Shadow Slave (Terjemah Indo)

Ngarai Menangis - Shadow Slave 1788

Hidup memang seperti itu.

Anda bisa melatih tubuh Anda tanpa kenal lelah untuk mengubahnya menjadi alat yang ulet dan tangguh. Anda bisa berlatih ilmu pedang dan memanah sampai tangan Anda berdarah, mengasah kemampuan pengamatan dan pemikiran analitis Anda, dan menguji diri Anda sendiri melawan lawan yang tak terhitung jumlahnya dalam pertarungan nyata untuk mengubah pengetahuan yang dangkal menjadi pengalaman yang mengakar kuat.

Dan kemudian, Anda masih bisa mati hanya karena nasib buruk.

Rain merasa kesal saat dia jatuh ke dalam jurang yang tak berdasar, dikelilingi oleh longsoran batu yang hancur.

Tapi tidak, itu tidak benar... keadaannya saat ini bukan karena kesialan. Dia yang salah. Dialah yang kurang berhati-hati, kurang tanggap, dan kurang pintar. Semua tanda-tandanya sudah ada di sana - retakan pada batu, kondisi dinding ngarai yang sudah lapuk, kekuatan dahsyat dari pukulan Tyrant. Dia seharusnya menggabungkan dua dan dua.

Seharusnya dia bisa melakukan yang lebih baik.

Jadi, Rain tidak bisa menyalahkan siapa-siapa selain dirinya sendiri.

Masih... masih!

Dia marah.

Untuk mati seperti itu, itu benar-benar tidak adil!

Semua pikiran itu melintas di benaknya dalam sekejap. Kemudian, dia mengertakkan gigi dan mencoba memikirkan cara untuk bertahan hidup.

Hal pertama yang harus dilakukan... kejatuhan itu sendiri tidak akan membunuhnya. Dasar ngarai masih jauh, dan dia bisa bertahan hidup dengan memantul dari dindingnya sekali atau dua kali. Ancaman yang paling mengancam adalah batu-batu besar yang berjatuhan - batu-batu itu sangat besar dan cukup berat untuk membuat Rain menjadi serabi, atau setidaknya menghancurkan tengkoraknya.

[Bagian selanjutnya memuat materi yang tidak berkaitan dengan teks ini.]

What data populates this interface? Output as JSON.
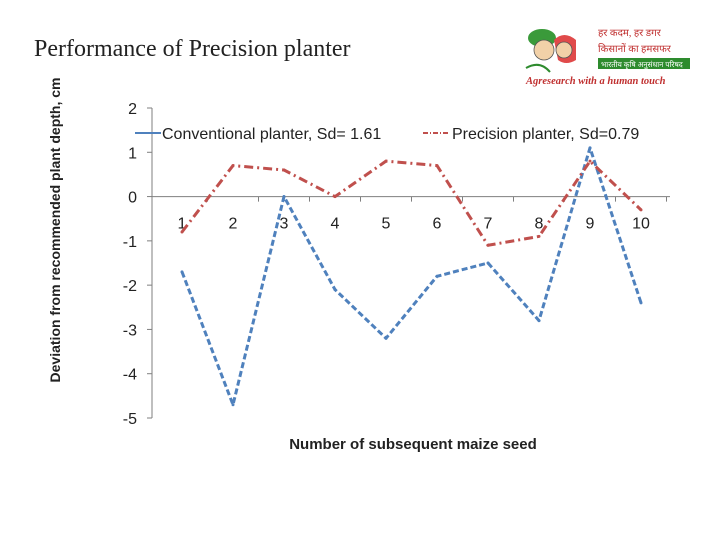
{
  "slide": {
    "title": "Performance of Precision planter"
  },
  "logo": {
    "line1": "हर कदम, हर डगर",
    "line2": "किसानों का हमसफर",
    "line3": "भारतीय कृषि अनुसंधान परिषद",
    "tagline": "Agresearch with a human touch"
  },
  "chart_data": {
    "type": "line",
    "title": "",
    "xlabel": "Number of subsequent maize seed",
    "ylabel": "Deviation from recommended plant depth, cm",
    "x": [
      1,
      2,
      3,
      4,
      5,
      6,
      7,
      8,
      9,
      10
    ],
    "ylim": [
      -5,
      2
    ],
    "yticks": [
      2,
      1,
      0,
      -1,
      -2,
      -3,
      -4,
      -5
    ],
    "grid": false,
    "legend": "top",
    "series": [
      {
        "name": "Conventional planter, Sd= 1.61",
        "values": [
          -1.7,
          -4.7,
          0.0,
          -2.1,
          -3.2,
          -1.8,
          -1.5,
          -2.8,
          1.1,
          -2.4
        ],
        "color": "#4f81bd",
        "dash": "dashed"
      },
      {
        "name": "Precision planter, Sd=0.79",
        "values": [
          -0.8,
          0.7,
          0.6,
          0.0,
          0.8,
          0.7,
          -1.1,
          -0.9,
          0.8,
          -0.3
        ],
        "color": "#c0504d",
        "dash": "dash-dot"
      }
    ]
  }
}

Sambil mengangkat kedua tangannya, ia mencoba melindungi kepalanya. Beberapa saat kemudian, sesuatu menghantam lengannya, dan ia merasakan sakit yang luar biasa. Untungnya, batu besar itu tidak cukup besar untuk meremukkannya, jadi tulangnya tidak patah.

Namun, yang berikutnya...

Melihat sekilas, Rain bergidik.

Rasanya seperti dinding batu yang kasar sedang mengejarnya, hanya beberapa saat lagi akan menabrak tubuhnya yang rapuh. Tidak ada kesempatan untuk menghindar.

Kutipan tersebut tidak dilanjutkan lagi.